Mary comenzó a ayudar a Jill a recoger los restos de su merienda mientras las lágrimas resbalaban por sus mejillas. Jill, casi llorando también, dirigió una última mirada al río subterráneo que surgía con tanta fuerza del pie del acantilado. Y entonces se quedó quieta, con los ojos desorbitados y la boca abierta para gritar. Pero no pudo emitir ningún sonido.

Extendió el brazo para señalar hacia delante. Los otros miraron. Rodando a más y mejor y lanzando a un lado y a otro como un pelele, en mitad de la corriente se veía un extraño objeto oscuro.

—¡Andy! ¡Es Tom… pobre, pobre Tom! —exclamó Jill sollozando—. Es demasiado tarde para salvarle. El río le ha arrastrado.

Muy pálido bajo su tez bronceada, Andy contempló el cuerpo mientras era arrastrado hacia las rocas en el lugar donde el río se unía con el mar. Luego vio que unos brazos cansados izaban un cuerpo exhausto hasta un lugar seguro.

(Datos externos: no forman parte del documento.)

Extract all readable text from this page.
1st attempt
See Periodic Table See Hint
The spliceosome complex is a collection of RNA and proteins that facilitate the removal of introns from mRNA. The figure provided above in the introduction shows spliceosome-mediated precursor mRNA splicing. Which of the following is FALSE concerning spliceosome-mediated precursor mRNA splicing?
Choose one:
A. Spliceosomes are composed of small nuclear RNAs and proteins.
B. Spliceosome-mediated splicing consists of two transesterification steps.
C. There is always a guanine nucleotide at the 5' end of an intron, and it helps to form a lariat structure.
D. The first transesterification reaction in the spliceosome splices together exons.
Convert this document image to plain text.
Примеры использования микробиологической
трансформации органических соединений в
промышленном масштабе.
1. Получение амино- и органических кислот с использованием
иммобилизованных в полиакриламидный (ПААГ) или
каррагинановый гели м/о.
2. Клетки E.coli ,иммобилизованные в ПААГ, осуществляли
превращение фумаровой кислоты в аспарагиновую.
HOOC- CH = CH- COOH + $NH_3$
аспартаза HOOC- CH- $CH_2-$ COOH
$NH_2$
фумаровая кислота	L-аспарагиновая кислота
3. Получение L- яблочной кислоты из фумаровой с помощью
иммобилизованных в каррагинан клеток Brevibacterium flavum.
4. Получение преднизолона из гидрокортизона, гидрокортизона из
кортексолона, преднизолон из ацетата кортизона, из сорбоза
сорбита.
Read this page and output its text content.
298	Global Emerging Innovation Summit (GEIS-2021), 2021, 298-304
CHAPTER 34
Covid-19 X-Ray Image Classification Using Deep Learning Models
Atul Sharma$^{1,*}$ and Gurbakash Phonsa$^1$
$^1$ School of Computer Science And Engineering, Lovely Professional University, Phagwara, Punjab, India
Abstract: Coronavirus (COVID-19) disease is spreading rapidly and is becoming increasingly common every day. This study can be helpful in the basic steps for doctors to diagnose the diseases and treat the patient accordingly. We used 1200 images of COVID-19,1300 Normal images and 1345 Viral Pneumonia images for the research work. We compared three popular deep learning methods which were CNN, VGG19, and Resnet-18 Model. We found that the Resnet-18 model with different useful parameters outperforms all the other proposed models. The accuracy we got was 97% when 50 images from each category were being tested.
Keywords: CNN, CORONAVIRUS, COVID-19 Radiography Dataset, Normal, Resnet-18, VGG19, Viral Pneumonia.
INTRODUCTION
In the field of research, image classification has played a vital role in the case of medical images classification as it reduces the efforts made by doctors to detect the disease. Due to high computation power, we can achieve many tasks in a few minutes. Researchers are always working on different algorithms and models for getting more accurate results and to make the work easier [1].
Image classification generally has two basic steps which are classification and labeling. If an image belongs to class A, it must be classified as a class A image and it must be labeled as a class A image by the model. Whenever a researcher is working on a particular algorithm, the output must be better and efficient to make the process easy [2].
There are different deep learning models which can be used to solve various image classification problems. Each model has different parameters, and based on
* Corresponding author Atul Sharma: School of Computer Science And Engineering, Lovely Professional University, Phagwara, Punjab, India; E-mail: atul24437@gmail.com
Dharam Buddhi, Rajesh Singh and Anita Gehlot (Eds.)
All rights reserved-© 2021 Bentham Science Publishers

—¡Está bien! —gritó Andy tan fuerte que las niñas se asustaron—. Está perfectamente. Eh, Tom, diablo, ¿dónde has estado? ¿Cómo has llegado hasta aquí?

Los tres corrieron hacia las rocas donde se encontraba Tom, resbalando y tropezando. El muchacho alzó la cabeza y les sonrió débilmente.

—¡Hola! —dijo—. ¡Cuánto me alegra veros! ¡Lamento decir que estamos metidos en una aventura emocionante! Aguardad a que os lo cuente todo. ¿Tenéis algo que comer? ¡Tengo un apetito feroz!